Iteratively reweighted least squares (IRLS) logistic regression

Implementation of IRLS from Probabilistic ML book of Dr. Kevin Murphy and its comparison with naive second order implementation.
ML
Author

Zeel B Patel

Published

May 14, 2022

Open In Colab

import jax
import jax.numpy as jnp
import numpy as np
from sklearn.datasets import make_blobs
import matplotlib.pyplot as plt
from matplotlib.animation import FuncAnimation
from time import time

# Enable high precision
from jax.config import config
config.update("jax_enable_x64", True)

# To enable animation inside notebook
plt.rc("animation", html="jshtml")

Create dataset

features, labels = make_blobs(100, n_features=2, centers=2, random_state=0)
plt.scatter(features[:, 0], features[:, 1], c=labels);

print(features.shape, features.dtype, labels.shape, labels.dtype)
(100, 2) float64 (100,) int64

Implementing Newton’s method (naive way)

We will first try to implement Eq. 10.31 directly from PML book1:

\[ \boldsymbol{w}_{t+1}=\boldsymbol{w}_{t}-\eta_{t} \mathbf{H}_{t}^{-1} \boldsymbol{g}_{t} \]

def get_logits(params, feature):  # for a single data-point
  logits = jnp.sum(feature * params["w"]) + params["b"]
  return logits

def naive_loss(params, feature, label):  # for a single data-point
  logits = get_logits(params, feature)
  prob = jax.nn.sigmoid(logits)

  # Check if label is 1 or 0
  is_one = (label == 1)
  loss_if_one = lambda: -jnp.log(prob)  # loss if label is 1
  loss_if_zero = lambda: -jnp.log(1 - prob)  # loss if labels is 0

  # Use lax.cond to convert if..else.. in jittable format
  loss = jax.lax.cond(is_one, loss_if_one, loss_if_zero)

  return loss

def naive_loss_batch(params, features, labels):  # for a batch of data-points
   losses = jax.vmap(naive_loss, in_axes=(None, 0, 0))(params, features, labels)
   return jnp.mean(losses)

Writing the train function

def naive_train_step(params, features, labels, learning_rate):
  # Find gradient
  loss_value, grads = jax.value_and_grad(naive_loss_batch)(params, features, labels)

  # Find Hessian
  hess = jax.hessian(naive_loss_batch)(params, features, labels)

  # Adjust Hessian matrix nicely
  hess_matrix = jnp.block([[hess["b"]["b"], hess["b"]["w"]],
                           [hess["w"]["b"], hess["w"]["w"]]])
  
  # Adjust gradient vector nicely
  grad_vector = jnp.r_[grads["b"], grads["w"]]

  # Find H^-1g
  h_inv_g = jnp.dot(jnp.linalg.inv(hess_matrix), grad_vector)

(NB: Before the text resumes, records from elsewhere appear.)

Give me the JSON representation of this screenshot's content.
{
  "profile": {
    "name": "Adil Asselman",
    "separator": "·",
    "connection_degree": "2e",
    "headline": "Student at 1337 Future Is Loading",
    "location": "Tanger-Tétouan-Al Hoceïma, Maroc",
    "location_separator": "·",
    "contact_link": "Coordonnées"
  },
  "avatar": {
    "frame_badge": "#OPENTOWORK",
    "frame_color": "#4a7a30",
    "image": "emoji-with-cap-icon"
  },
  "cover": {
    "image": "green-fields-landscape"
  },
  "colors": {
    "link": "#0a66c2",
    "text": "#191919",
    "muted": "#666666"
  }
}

  # Get back the structure
  h_inv_g = {"b": h_inv_g[0], "w": h_inv_g[1:]}

  # Apply the update
  params = jax.tree_map(lambda p, g: p - learning_rate*g, params, h_inv_g)

  return params, loss_value

# First order method
# vg = jax.value_and_grad(naive_loss_batch)
# def train_step(params, features, labels, learning_rate):
#   # Find gradient
#   loss_value, grads = vg(params, features, labels)

#   # Apply the update
#   params = jax.tree_map(lambda p, g: p - learning_rate*g, params, grads)

#   return params, loss_value
key = jax.random.PRNGKey(0)
random_params = jax.random.normal(key, shape=(3, ))
# "b" should have shape (1,) for hessian trick with jnp.block to work
params = {"w": random_params[:2], "b": random_params[2].reshape(1,)}
learning_rate = 1.0
epochs = 20

train_step_jitted = jax.jit(naive_train_step)

history = {"loss": [], "params": []}

# warm up
train_step_jitted(params, features, labels, learning_rate)

init = time()
for _ in range(epochs):
  history["params"].append(params)
  params, loss_value = train_step_jitted(params, features, labels, learning_rate)
  history["loss"].append(loss_value)
print(time() - init, "seconds")
print(params)
WARNING:absl:No GPU/TPU found, falling back to CPU. (Set TF_CPP_MIN_LOG_LEVEL=0 and rerun for more info.)
0.0015490055084228516 seconds
{'b': DeviceArray([13.22076694], dtype=float64), 'w': DeviceArray([ 0.59021174, -5.18797851], dtype=float64)}

A helper function to animate the learning.

def animate(history):
  fig, ax = plt.subplots(1, 2, figsize=(10,4))
  def update(idx):
    # Clear previous frame
    ax[0].cla()
    ax[1].cla()

    # Plot data
    params = history["params"][idx]
    losses = history["loss"][:idx]
    ax[0].scatter(features[:, 0], features[:, 1], c=labels)
    
    # Calculate and plot decision boundary
    x0_min, x0_max = features[:, 0].min(), features[:, 0].max()
    x1_min = -(params["b"] + params["w"][0] * x0_min)/params["w"][1]
    x1_max = -(params["b"] + params["w"][0] * x0_max)/params["w"][1]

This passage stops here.